Ingredients:
- 1 lb (450g) dry black beans, sorted and rinsed
- 6 cups (1.4L) low-sodium vegetable broth
- 1 large (200g) yellow onion, diced
- 3 cloves (15g) garlic, minced
- 1 medium (150g) red bell pepper, diced
- 1 jalapeño (10g), seeded and minced
- 1 bay leaf
- 1 tbsp (6g) ground cumin
- 1 tsp (2g) smoked paprika
- 1/2 tsp (1g) cayenne pepper
- 1 tsp (6g) sea salt
- 1/2 tsp (1g) black pepper
- 2 tbsp (30ml) fresh lime juice
- 1/4 cup (10g) fresh cilantro, chopped
Instructions:
- Rinse the dried black beans thoroughly under cold water to remove any debris.
- Place the beans, diced onion, garlic, bell pepper, jalapeño, and bay leaf into the slow cooker.
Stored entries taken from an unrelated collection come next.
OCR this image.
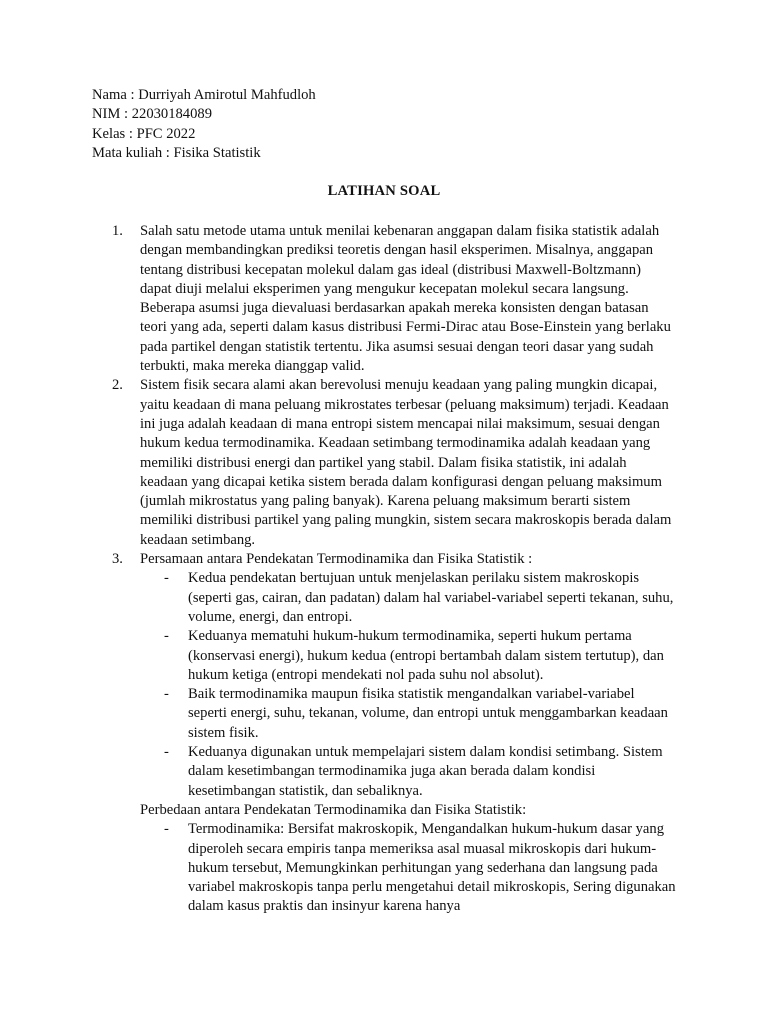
Nama : Durriyah Amirotul Mahfudloh
NIM : 22030184089
Kelas : PFC 2022
Mata kuliah : Fisika Statistik
LATIHAN SOAL
1. Salah satu metode utama untuk menilai kebenaran anggapan dalam fisika statistik adalah dengan membandingkan prediksi teoretis dengan hasil eksperimen. Misalnya, anggapan tentang distribusi kecepatan molekul dalam gas ideal (distribusi Maxwell-Boltzmann) dapat diuji melalui eksperimen yang mengukur kecepatan molekul secara langsung. Beberapa asumsi juga dievaluasi berdasarkan apakah mereka konsisten dengan batasan teori yang ada, seperti dalam kasus distribusi Fermi-Dirac atau Bose-Einstein yang berlaku pada partikel dengan statistik tertentu. Jika asumsi sesuai dengan teori dasar yang sudah terbukti, maka mereka dianggap valid.
2. Sistem fisik secara alami akan berevolusi menuju keadaan yang paling mungkin dicapai, yaitu keadaan di mana peluang mikrostates terbesar (peluang maksimum) terjadi. Keadaan ini juga adalah keadaan di mana entropi sistem mencapai nilai maksimum, sesuai dengan hukum kedua termodinamika. Keadaan setimbang termodinamika adalah keadaan yang memiliki distribusi energi dan partikel yang stabil. Dalam fisika statistik, ini adalah keadaan yang dicapai ketika sistem berada dalam konfigurasi dengan peluang maksimum (jumlah mikrostatus yang paling banyak). Karena peluang maksimum berarti sistem memiliki distribusi partikel yang paling mungkin, sistem secara makroskopis berada dalam keadaan setimbang.
3. Persamaan antara Pendekatan Termodinamika dan Fisika Statistik :
- Kedua pendekatan bertujuan untuk menjelaskan perilaku sistem makroskopis (seperti gas, cairan, dan padatan) dalam hal variabel-variabel seperti tekanan, suhu, volume, energi, dan entropi.
- Keduanya mematuhi hukum-hukum termodinamika, seperti hukum pertama (konservasi energi), hukum kedua (entropi bertambah dalam sistem tertutup), dan hukum ketiga (entropi mendekati nol pada suhu nol absolut).
- Baik termodinamika maupun fisika statistik mengandalkan variabel-variabel seperti energi, suhu, tekanan, volume, dan entropi untuk menggambarkan keadaan sistem fisik.
- Keduanya digunakan untuk mempelajari sistem dalam kondisi setimbang. Sistem dalam kesetimbangan termodinamika juga akan berada dalam kondisi kesetimbangan statistik, dan sebaliknya.
Perbedaan antara Pendekatan Termodinamika dan Fisika Statistik:
- Termodinamika: Bersifat makroskopik, Mengandalkan hukum-hukum dasar yang diperoleh secara empiris tanpa memeriksa asal muasal mikroskopis dari hukum-hukum tersebut, Memungkinkan perhitungan yang sederhana dan langsung pada variabel makroskopis tanpa perlu mengetahui detail mikroskopis, Sering digunakan dalam kasus praktis dan insinyur karena hanya
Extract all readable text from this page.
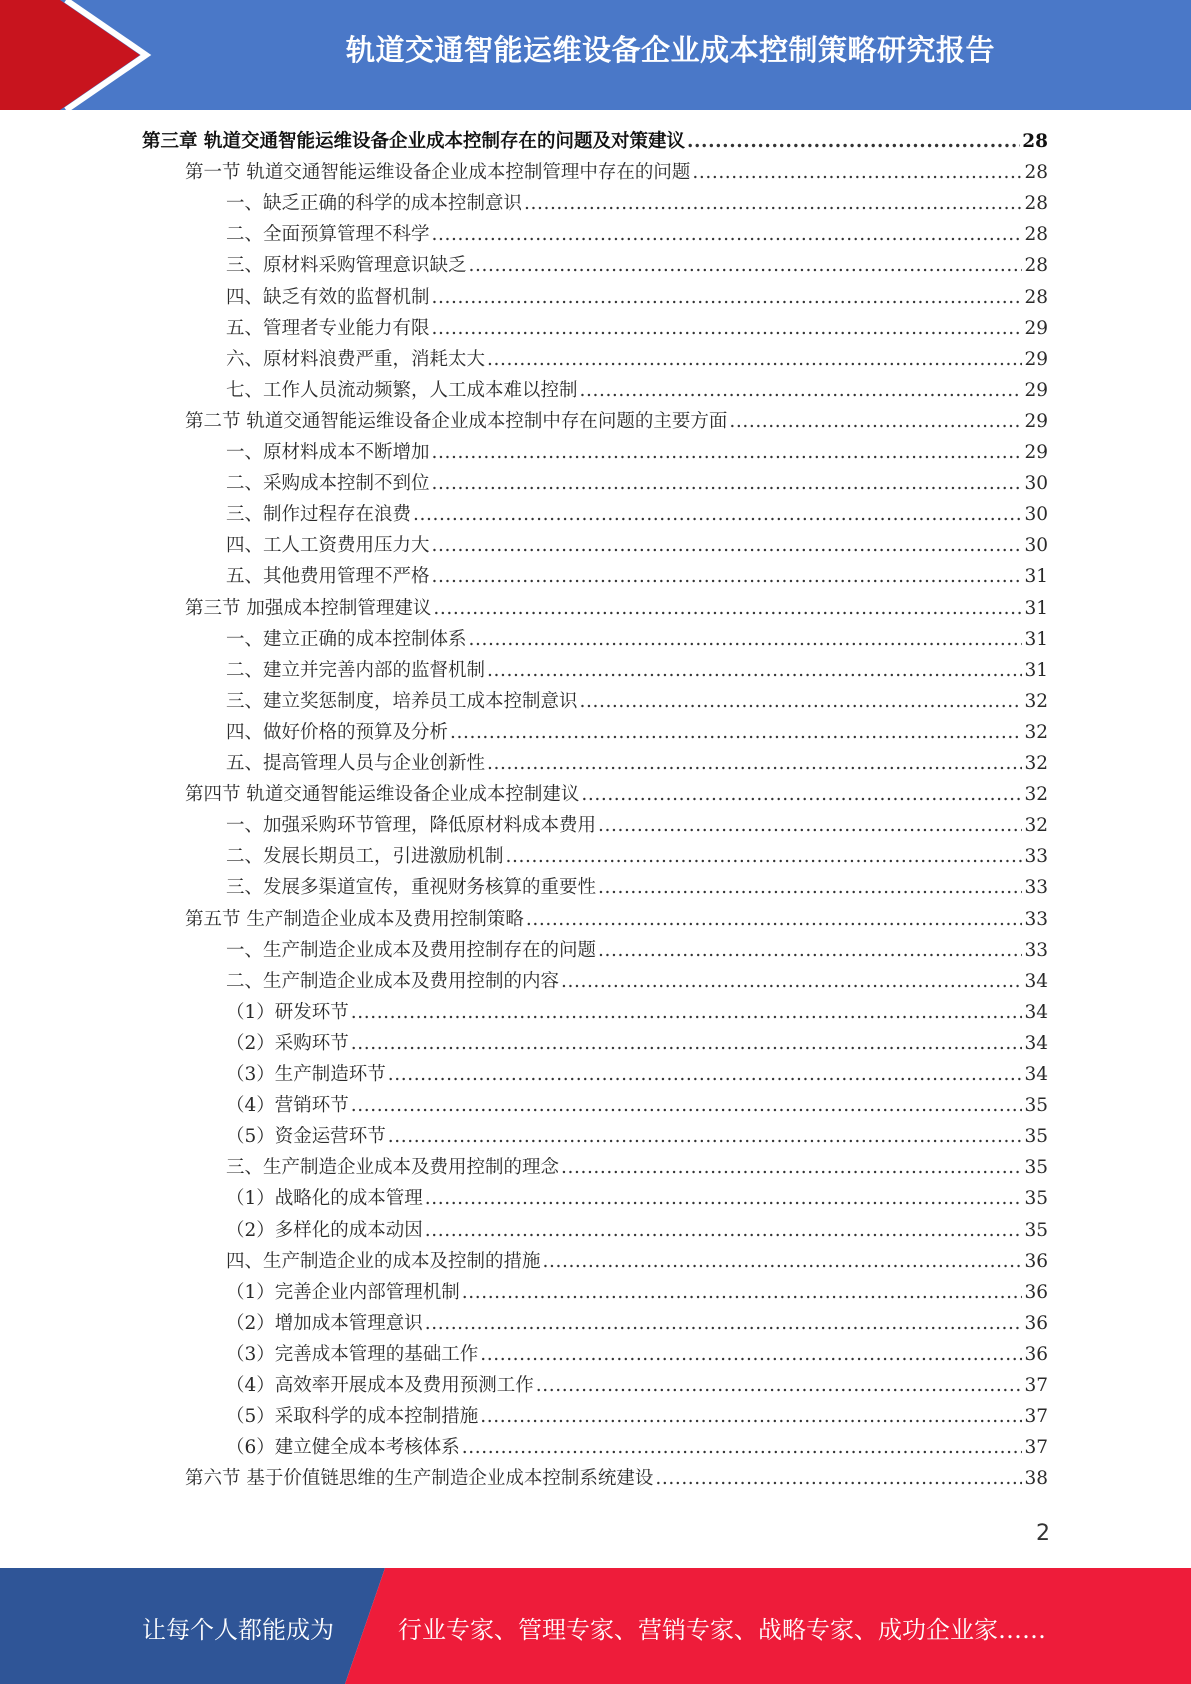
轨道交通智能运维设备企业成本控制策略研究报告
第三章 轨道交通智能运维设备企业成本控制存在的问题及对策建议 .....	28
第一节 轨道交通智能运维设备企业成本控制管理中存在的问题 .....	28
一、缺乏正确的科学的成本控制意识 .....	28
二、全面预算管理不科学 .....	28
三、原材料采购管理意识缺乏 .....	28
四、缺乏有效的监督机制 .....	28
五、管理者专业能力有限 .....	29
六、原材料浪费严重，消耗太大 .....	29
七、工作人员流动频繁，人工成本难以控制 .....	29
第二节 轨道交通智能运维设备企业成本控制中存在问题的主要方面 .....	29
一、原材料成本不断增加 .....	29
二、采购成本控制不到位 .....	30
三、制作过程存在浪费 .....	30
四、工人工资费用压力大 .....	30
五、其他费用管理不严格 .....	31
第三节 加强成本控制管理建议 .....	31
一、建立正确的成本控制体系 .....	31
二、建立并完善内部的监督机制 .....	31
三、建立奖惩制度，培养员工成本控制意识 .....	32
四、做好价格的预算及分析 .....	32
五、提高管理人员与企业创新性 .....	32
第四节 轨道交通智能运维设备企业成本控制建议 .....	32
一、加强采购环节管理，降低原材料成本费用 .....	32
二、发展长期员工，引进激励机制 .....	33
三、发展多渠道宣传，重视财务核算的重要性 .....	33
第五节 生产制造企业成本及费用控制策略 .....	33
一、生产制造企业成本及费用控制存在的问题 .....	33
二、生产制造企业成本及费用控制的内容 .....	34
（1）研发环节 .....	34
（2）采购环节 .....	34
（3）生产制造环节 .....	34
（4）营销环节 .....	35
（5）资金运营环节 .....	35
三、生产制造企业成本及费用控制的理念 .....	35
（1）战略化的成本管理 .....	35
（2）多样化的成本动因 .....	35
四、生产制造企业的成本及控制的措施 .....	36
（1）完善企业内部管理机制 .....	36
（2）增加成本管理意识 .....	36
（3）完善成本管理的基础工作 .....	36
（4）高效率开展成本及费用预测工作 .....	37
（5）采取科学的成本控制措施 .....	37
（6）建立健全成本考核体系 .....	37
第六节 基于价值链思维的生产制造企业成本控制系统建设 .....	38
2
让每个人都能成为	行业专家、管理专家、营销专家、战略专家、成功企业家……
- Stir in the cumin, smoked paprika, cayenne, salt, and pepper until the beans are evenly coated.
- Pour the vegetable broth over the top.
- Cover with the lid and set the slow cooker to Low for 8 hours (or High for 4–5 hours) until beans are tender and liquid has thickened.
- Remove the bay leaf.
- Use an immersion blender directly in the pot to pulse 3-4 times, blending about 1/3 of the soup to create a creamy consistency.
- Stir in the lime juice and fresh cilantro just before serving.